TREN.BISNISMARKET.COM - Otoritas Jasa Keuangan (OJK) bersama dengan Asosiasi Perusahaan Penjaminan Indonesia (Asippindo) baru-baru ini mengidentifikasi adanya peningkatan risiko yang signifikan dalam sektor penjaminan kredit produktif. Fokus utama dari identifikasi ini adalah segmen Usaha Mikro, Kecil, dan Menengah (UMKM) yang menjadi tulang punggung perekonomian nasional.
Tantangan utama yang dihadapi saat ini adalah tingkat risiko yang tinggi pada penyaluran kredit produktif yang dijamin oleh lembaga penjamin. Hal ini memerlukan perhatian serius dari seluruh pemangku kepentingan industri jasa keuangan.
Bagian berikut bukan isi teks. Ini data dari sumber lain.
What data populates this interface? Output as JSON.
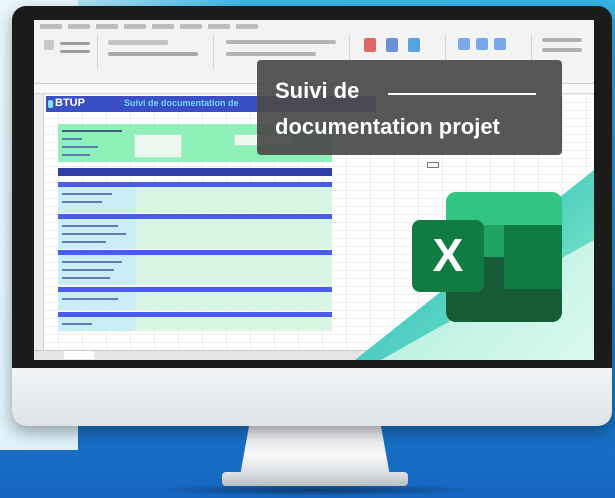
{
  "screen": {
    "spreadsheet": {
      "logo": "BTUP",
      "header_title": "Suivi de documentation de"
    },
    "overlay": {
      "title_line1": "Suivi de",
      "title_line2": "documentation projet"
    },
    "app_icon": {
      "name": "excel-icon",
      "letter": "X"
    }
  },
  "colors": {
    "background_blue": "#1f8fd6",
    "excel_green": "#1e7145",
    "header_band": "#3a4fc6",
    "section_bar": "#4a5cf0",
    "overlay_bg": "#4a4a4a"
  }
}
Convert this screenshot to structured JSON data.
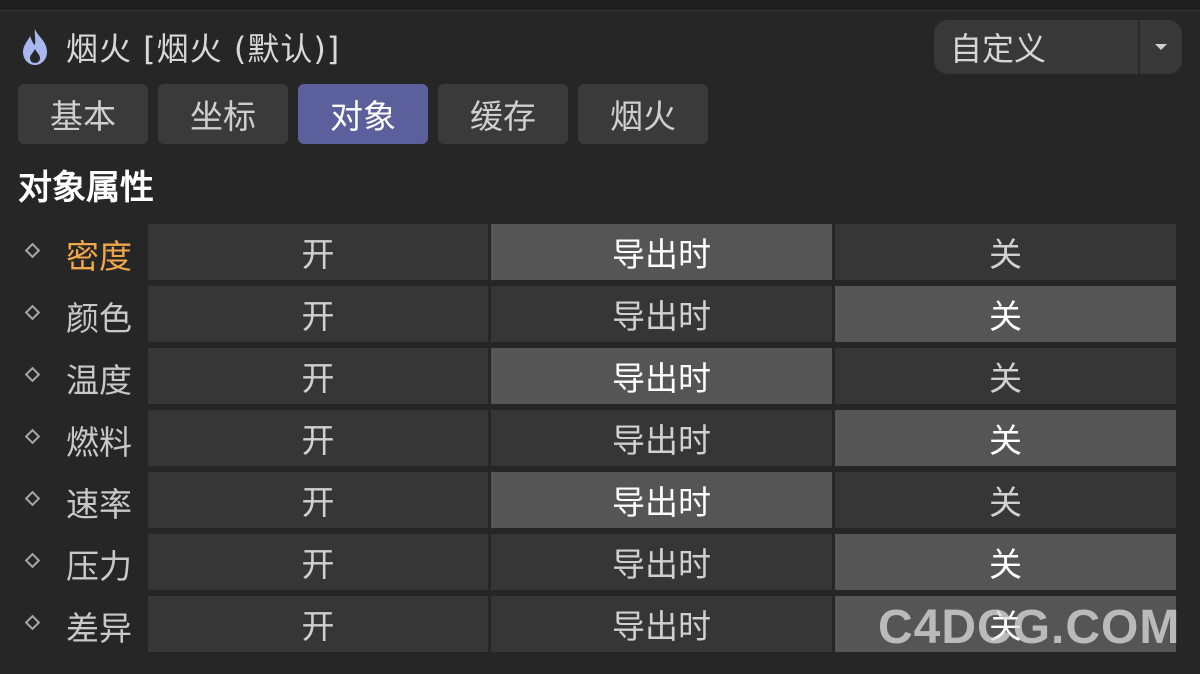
{
  "header": {
    "icon": "flame-icon",
    "title": "烟火 [烟火 (默认)]",
    "preset_label": "自定义",
    "preset_arrow_icon": "caret-down-icon"
  },
  "tabs": [
    {
      "label": "基本",
      "active": false
    },
    {
      "label": "坐标",
      "active": false
    },
    {
      "label": "对象",
      "active": true
    },
    {
      "label": "缓存",
      "active": false
    },
    {
      "label": "烟火",
      "active": false
    }
  ],
  "section_title": "对象属性",
  "options": {
    "on": "开",
    "export": "导出时",
    "off": "关"
  },
  "rows": [
    {
      "label": "密度",
      "selected": "export",
      "highlight": true
    },
    {
      "label": "颜色",
      "selected": "off",
      "highlight": false
    },
    {
      "label": "温度",
      "selected": "export",
      "highlight": false
    },
    {
      "label": "燃料",
      "selected": "off",
      "highlight": false
    },
    {
      "label": "速率",
      "selected": "export",
      "highlight": false
    },
    {
      "label": "压力",
      "selected": "off",
      "highlight": false
    },
    {
      "label": "差异",
      "selected": "off",
      "highlight": false
    }
  ],
  "watermark": "C4DCG.COM",
  "colors": {
    "accent_tab": "#5b5f9c",
    "highlight_label": "#f0a64a",
    "flame_icon": "#a9b9ef"
  }
}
Oleh karena itu, langkah mitigasi risiko yang tepat dan terstruktur menjadi sebuah keharusan mendesak bagi para pelaku industri penjaminan. Upaya ini penting untuk menjaga keberlanjutan dan kesehatan ekosistem penjaminan kredit di Indonesia.
Salah satu strategi mitigasi yang dinilai sangat relevan untuk diterapkan dalam konteks tersebut adalah penerapan mekanisme risk based pricing. Mekanisme ini akan memastikan premi atau biaya penjaminan disesuaikan dengan profil risiko masing-masing debitur.
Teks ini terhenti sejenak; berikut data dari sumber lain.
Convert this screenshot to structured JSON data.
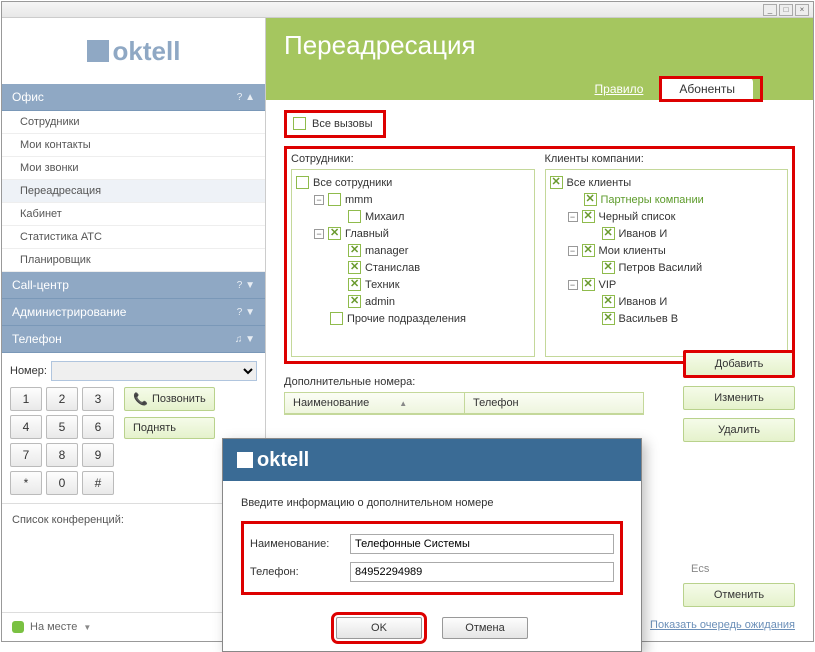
{
  "titlebar": {
    "min": "_",
    "max": "□",
    "close": "×"
  },
  "logo": "oktell",
  "sidebar": {
    "sections": [
      {
        "label": "Офис",
        "items": [
          "Сотрудники",
          "Мои контакты",
          "Мои звонки",
          "Переадресация",
          "Кабинет",
          "Статистика АТС",
          "Планировщик"
        ],
        "active_index": 3,
        "expanded": true
      },
      {
        "label": "Call-центр",
        "items": [],
        "expanded": false
      },
      {
        "label": "Администрирование",
        "items": [],
        "expanded": false
      },
      {
        "label": "Телефон",
        "items": [],
        "expanded": false
      }
    ]
  },
  "dial": {
    "label": "Номер:",
    "buttons": [
      "1",
      "2",
      "3",
      "4",
      "5",
      "6",
      "7",
      "8",
      "9",
      "*",
      "0",
      "#"
    ],
    "call": "Позвонить",
    "hold": "Поднять"
  },
  "conf": {
    "label": "Список конференций:"
  },
  "status": {
    "label": "На месте"
  },
  "header": {
    "title": "Переадресация",
    "tab_rule": "Правило",
    "tab_subs": "Абоненты"
  },
  "content": {
    "all_calls": "Все вызовы",
    "employees_label": "Сотрудники:",
    "clients_label": "Клиенты компании:",
    "employees_tree": {
      "root": "Все сотрудники",
      "g1": "mmm",
      "g1_1": "Михаил",
      "g2": "Главный",
      "g2_1": "manager",
      "g2_2": "Станислав",
      "g2_3": "Техник",
      "g2_4": "admin",
      "g3": "Прочие подразделения"
    },
    "clients_tree": {
      "root": "Все клиенты",
      "c1": "Партнеры компании",
      "c2": "Черный список",
      "c2_1": "Иванов И",
      "c3": "Мои клиенты",
      "c3_1": "Петров Василий",
      "c4": "VIP",
      "c4_1": "Иванов И",
      "c4_2": "Васильев В"
    },
    "addnum_label": "Дополнительные номера:",
    "col_name": "Наименование",
    "col_phone": "Телефон",
    "btn_add": "Добавить",
    "btn_edit": "Изменить",
    "btn_del": "Удалить",
    "ecs": "Ecs",
    "btn_cancel": "Отменить",
    "queue_link": "Показать очередь ожидания"
  },
  "dialog": {
    "logo": "oktell",
    "prompt": "Введите информацию о дополнительном номере",
    "name_label": "Наименование:",
    "name_value": "Телефонные Системы",
    "phone_label": "Телефон:",
    "phone_value": "84952294989",
    "ok": "OK",
    "cancel": "Отмена"
  }
}
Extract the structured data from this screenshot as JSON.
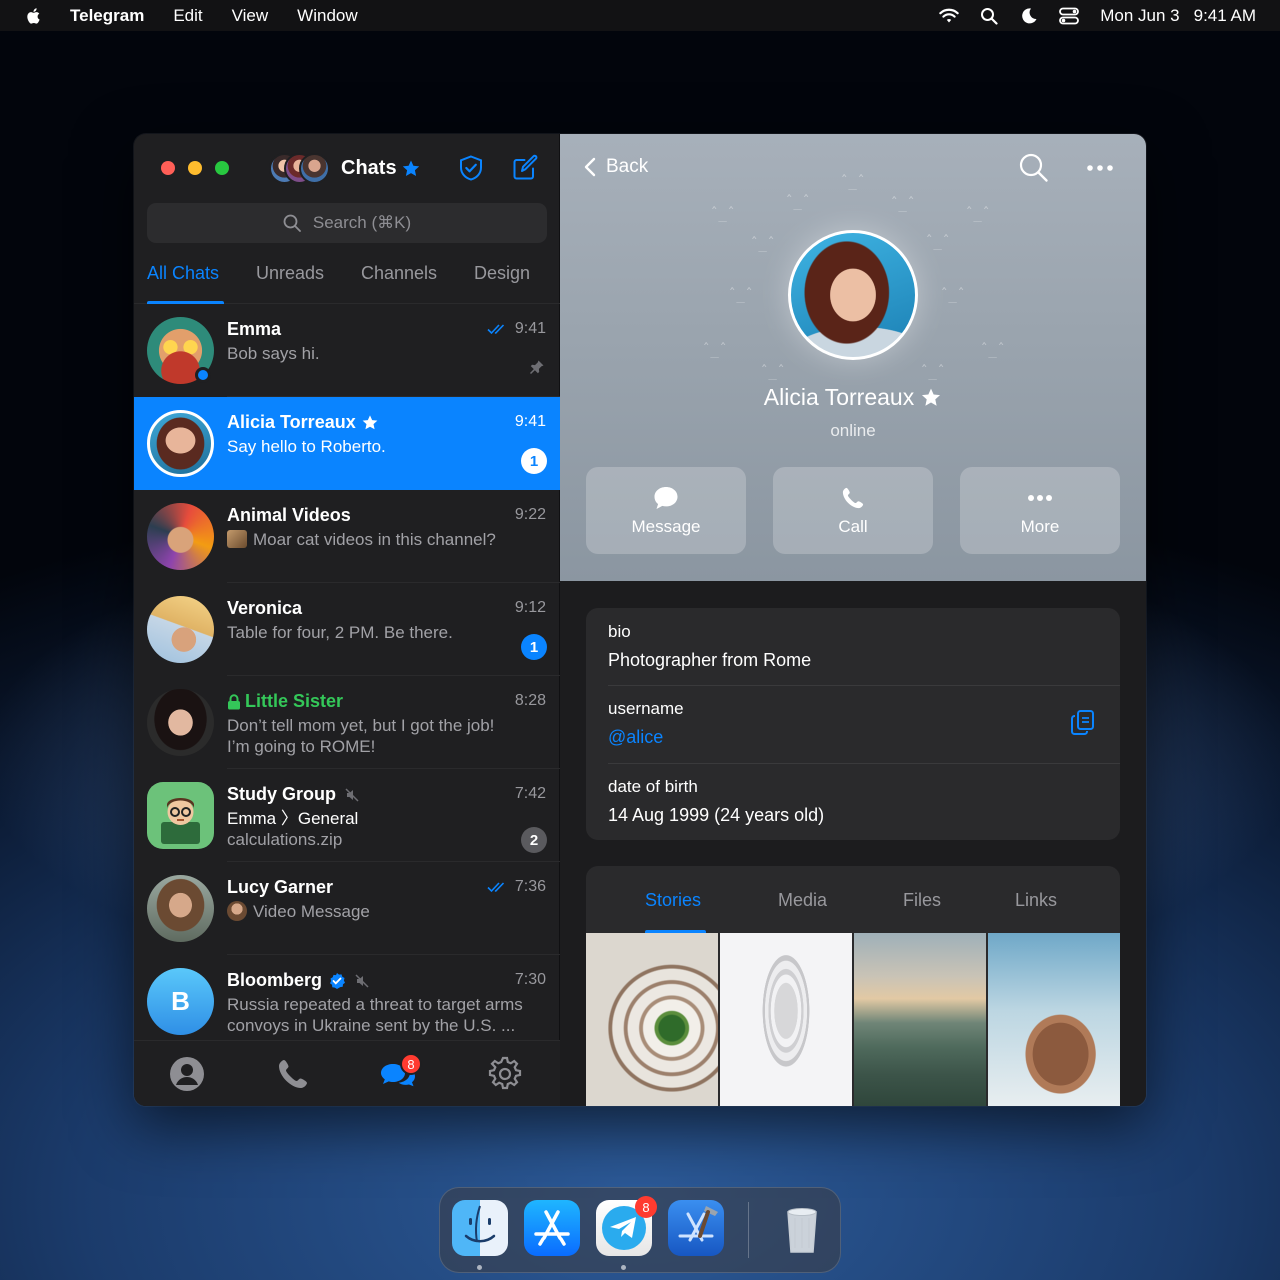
{
  "menubar": {
    "app_name": "Telegram",
    "menus": [
      "Edit",
      "View",
      "Window"
    ],
    "date": "Mon Jun 3",
    "time": "9:41 AM"
  },
  "sidebar": {
    "title": "Chats",
    "search_placeholder": "Search (⌘K)",
    "tabs": [
      {
        "label": "All Chats",
        "active": true
      },
      {
        "label": "Unreads"
      },
      {
        "label": "Channels"
      },
      {
        "label": "Design"
      }
    ],
    "chats": [
      {
        "name": "Emma",
        "time": "9:41",
        "message": "Bob says hi.",
        "read": true,
        "pinned": true,
        "online": true
      },
      {
        "name": "Alicia Torreaux",
        "time": "9:41",
        "message": "Say hello to Roberto.",
        "unread": "1",
        "selected": true,
        "premium": true
      },
      {
        "name": "Animal Videos",
        "time": "9:22",
        "message": "Moar cat videos in this channel?"
      },
      {
        "name": "Veronica",
        "time": "9:12",
        "message": "Table for four, 2 PM. Be there.",
        "unread": "1"
      },
      {
        "name": "Little Sister",
        "time": "8:28",
        "message_line1": "Don’t tell mom yet, but I got the job!",
        "message_line2": "I’m going to ROME!",
        "secret": true
      },
      {
        "name": "Study Group",
        "time": "7:42",
        "message_sender": "Emma",
        "message_topic": "General",
        "message": "calculations.zip",
        "unread": "2",
        "muted": true
      },
      {
        "name": "Lucy Garner",
        "time": "7:36",
        "message": "Video Message",
        "read": true
      },
      {
        "name": "Bloomberg",
        "time": "7:30",
        "message_line1": "Russia repeated a threat to target arms",
        "message_line2": "convoys in Ukraine sent by the U.S. ...",
        "verified": true,
        "muted": true,
        "avatar_letter": "B"
      }
    ],
    "bottom_badge": "8"
  },
  "profile": {
    "back_label": "Back",
    "name": "Alicia Torreaux",
    "status": "online",
    "actions": [
      "Message",
      "Call",
      "More"
    ],
    "bio_label": "bio",
    "bio": "Photographer from Rome",
    "username_label": "username",
    "username": "@alice",
    "dob_label": "date of birth",
    "dob": "14 Aug 1999 (24 years old)",
    "media_tabs": [
      {
        "label": "Stories",
        "active": true
      },
      {
        "label": "Media"
      },
      {
        "label": "Files"
      },
      {
        "label": "Links"
      }
    ]
  },
  "dock": {
    "telegram_badge": "8"
  },
  "colors": {
    "accent": "#0a84ff",
    "secret_chat": "#34c759"
  }
}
Dilansir dari sumber terkait, OJK dan Asippindo sepakat bahwa risiko tinggi yang melekat pada UMKM memerlukan pendekatan yang lebih hati-hati. Hal ini bertujuan agar penjaminan yang diberikan tetap memberikan manfaat tanpa menimbulkan kerugian besar di kemudian hari.
Penerapan risk based pricing diharapkan dapat mendorong debitur untuk lebih disiplin dalam mengelola usaha mereka. Dengan demikian, kualitas kredit secara keseluruhan di sektor produktif dapat ditingkatkan secara bertahap.
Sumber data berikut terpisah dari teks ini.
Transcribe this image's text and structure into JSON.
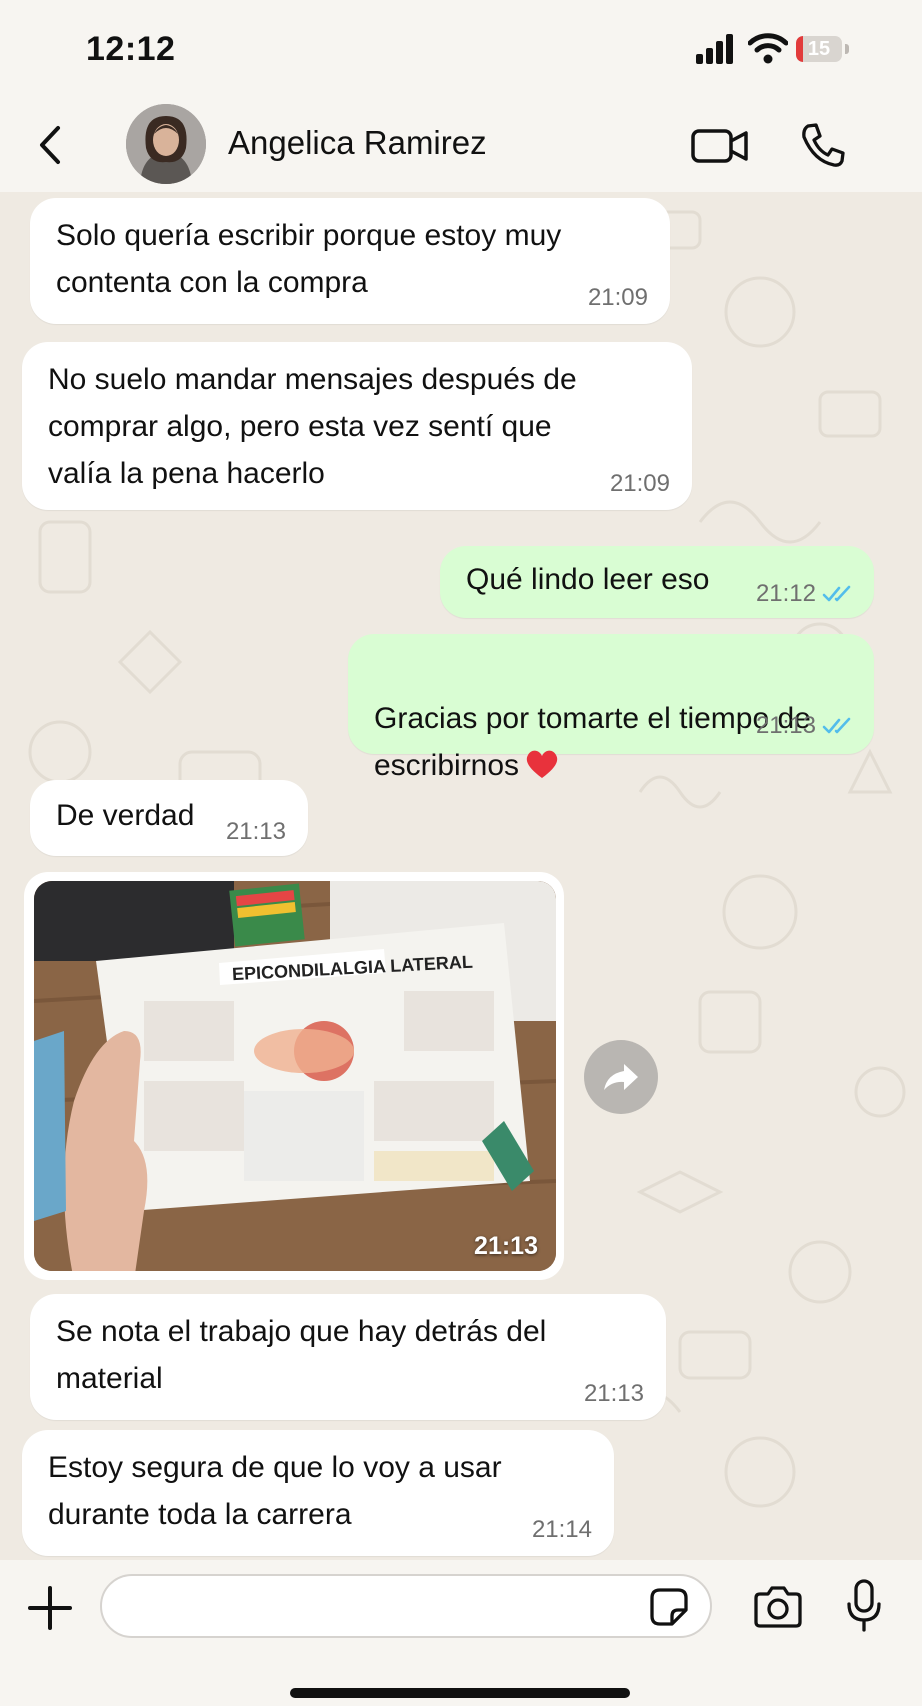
{
  "status_bar": {
    "time": "12:12",
    "battery_level": "15",
    "battery_fraction": 0.15
  },
  "header": {
    "contact_name": "Angelica Ramirez"
  },
  "messages": [
    {
      "direction": "in",
      "text": "Solo quería escribir porque estoy muy\ncontenta con la compra",
      "time": "21:09"
    },
    {
      "direction": "in",
      "text": "No suelo mandar mensajes después de\ncomprar algo, pero esta vez sentí que\nvalía la pena hacerlo",
      "time": "21:09"
    },
    {
      "direction": "out",
      "text": "Qué lindo leer eso",
      "time": "21:12",
      "status": "read"
    },
    {
      "direction": "out",
      "text": "Gracias por tomarte el tiempo de\nescribirnos",
      "emoji": "red-heart",
      "time": "21:13",
      "status": "read"
    },
    {
      "direction": "in",
      "text": "De verdad",
      "time": "21:13"
    },
    {
      "direction": "in",
      "type": "image",
      "image_title": "EPICONDILALGIA LATERAL",
      "time": "21:13"
    },
    {
      "direction": "in",
      "text": "Se nota el trabajo que hay detrás del\nmaterial",
      "time": "21:13"
    },
    {
      "direction": "in",
      "text": "Estoy segura de que lo voy a usar\ndurante toda la carrera",
      "time": "21:14"
    }
  ],
  "input": {
    "placeholder": ""
  },
  "colors": {
    "incoming_bubble": "#ffffff",
    "outgoing_bubble": "#d9fdd3",
    "read_ticks": "#53bdeb",
    "background": "#efeae2"
  },
  "icons": [
    "back-icon",
    "video-call-icon",
    "voice-call-icon",
    "forward-icon",
    "plus-icon",
    "sticker-icon",
    "camera-icon",
    "microphone-icon"
  ]
}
"OJK dan Asippindo mengidentifikasi risiko UMKM tinggi sebagai tantangan penjaminan sektor produktif," merupakan poin penting yang disoroti oleh kedua lembaga tersebut dalam forum diskusi terbaru mereka.
Lebih lanjut, diperlukan adanya langkah konkret untuk mengimplementasikan strategi tersebut di lapangan. "Maka perlu mitigasi risiko risk based pricing," tegas perwakilan dari kedua institusi tersebut sebagai rekomendasi utama yang harus segera ditindaklanjuti.
Langkah-langkah ini diharapkan tidak hanya melindungi lembaga penjamin, tetapi juga memastikan bahwa dukungan kredit produktif terus mengalir lancar kepada pelaku usaha yang membutuhkan.